Each deployment provides a metrics dashboard to help you understand how your model is performing in production.

You can view up to 24 hours of historical metrics data, aggregated into 15-minute intervals.

Available metrics

The dashboard tracks the following metrics:

  • Latency: Track response times and identify performance bottlenecks
  • Throughput: Monitor requests per second and capacity utilization
  • Error rates: Identify and troubleshoot failed predictions
  • Instance status: See how many instances are starting, idle, or actively processing requests
  • Queue depth: Monitor pending predictions waiting for processing
  • GPU memory usage: Monitor how much GPU memory your deployment is using across all instances

The metrics graphs automatically refresh and provide interactive controls for zooming and filtering data by time range.

Access your deployment metrics by visiting replicate.com/deployments and selecting the deployment you want to monitor.

GPU memory monitoring

GPU memory monitoring helps you optimize resource utilization and ensure your models are running efficiently.
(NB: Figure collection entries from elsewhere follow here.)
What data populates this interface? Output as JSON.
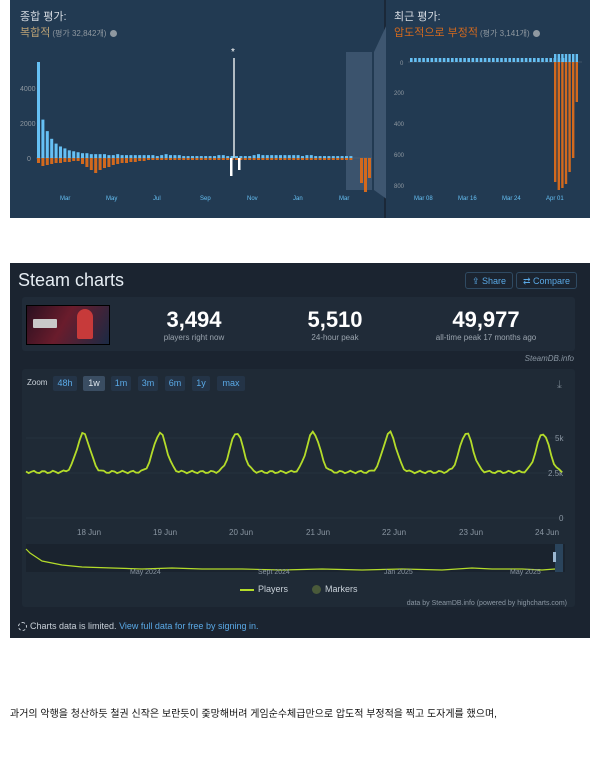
{
  "reviews": {
    "overall_title": "종합 평가:",
    "overall_verdict": "복합적",
    "overall_count": "(평가 32,842개)",
    "recent_title": "최근 평가:",
    "recent_verdict": "압도적으로 부정적",
    "recent_count": "(평가 3,141개)",
    "info_icon": "help-circle-icon",
    "left_y_ticks": [
      "4000",
      "2000",
      "0"
    ],
    "left_x_ticks": [
      "Mar",
      "May",
      "Jul",
      "Sep",
      "Nov",
      "Jan",
      "Mar"
    ],
    "right_y_ticks": [
      "0",
      "200",
      "400",
      "600",
      "800"
    ],
    "right_x_ticks": [
      "Mar 08",
      "Mar 16",
      "Mar 24",
      "Apr 01"
    ],
    "positive_color": "#66c0f4",
    "negative_color": "#d2691e"
  },
  "steam_charts": {
    "title": "Steam charts",
    "share_label": "Share",
    "compare_label": "Compare",
    "players_now": "3,494",
    "players_now_label": "players right now",
    "peak_24h": "5,510",
    "peak_24h_label": "24-hour peak",
    "all_time_peak": "49,977",
    "all_time_peak_label": "all-time peak 17 months ago",
    "watermark": "SteamDB.info",
    "zoom_label": "Zoom",
    "zoom_options": [
      "48h",
      "1w",
      "1m",
      "3m",
      "6m",
      "1y",
      "max"
    ],
    "zoom_selected": "1w",
    "x_ticks": [
      "18 Jun",
      "19 Jun",
      "20 Jun",
      "21 Jun",
      "22 Jun",
      "23 Jun",
      "24 Jun"
    ],
    "y_ticks": [
      "5k",
      "2.5k",
      "0"
    ],
    "navigator_ticks": [
      "May 2024",
      "Sept 2024",
      "Jan 2025",
      "May 2025"
    ],
    "legend_players": "Players",
    "legend_markers": "Markers",
    "credit": "data by SteamDB.info (powered by highcharts.com)",
    "limited_text": "Charts data is limited.",
    "signin_link": "View full data for free by signing in.",
    "line_color": "#b4dc2a"
  },
  "body_text": "과거의 악행을 청산하듯 철권 신작은 보란듯이 줒망해버려 게임순수체급만으로 압도적 부정적을 찍고 도자게를 했으며,"
}
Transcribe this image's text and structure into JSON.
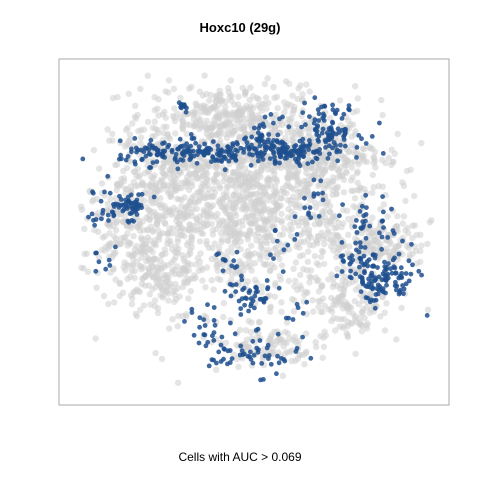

The GPU memory visualization shows:

  • Total memory available: The total GPU memory capacity allocated to your deployment across all instances.
  • Memory usage patterns: Both median and maximum GPU memory usage over configurable time periods (2 hours or 24 hours).
  • Multi-instance aggregation: Memory usage is aggregated across all running instances in your deployment, giving you a comprehensive view of resource utilization.

This monitoring helps you:

  • See if your model is using GPU memory efficiently
  • Decide if you need different hardware for better performance
  • Spot memory usage patterns and potential optimizations
  • Plan capacity for scaling your deployment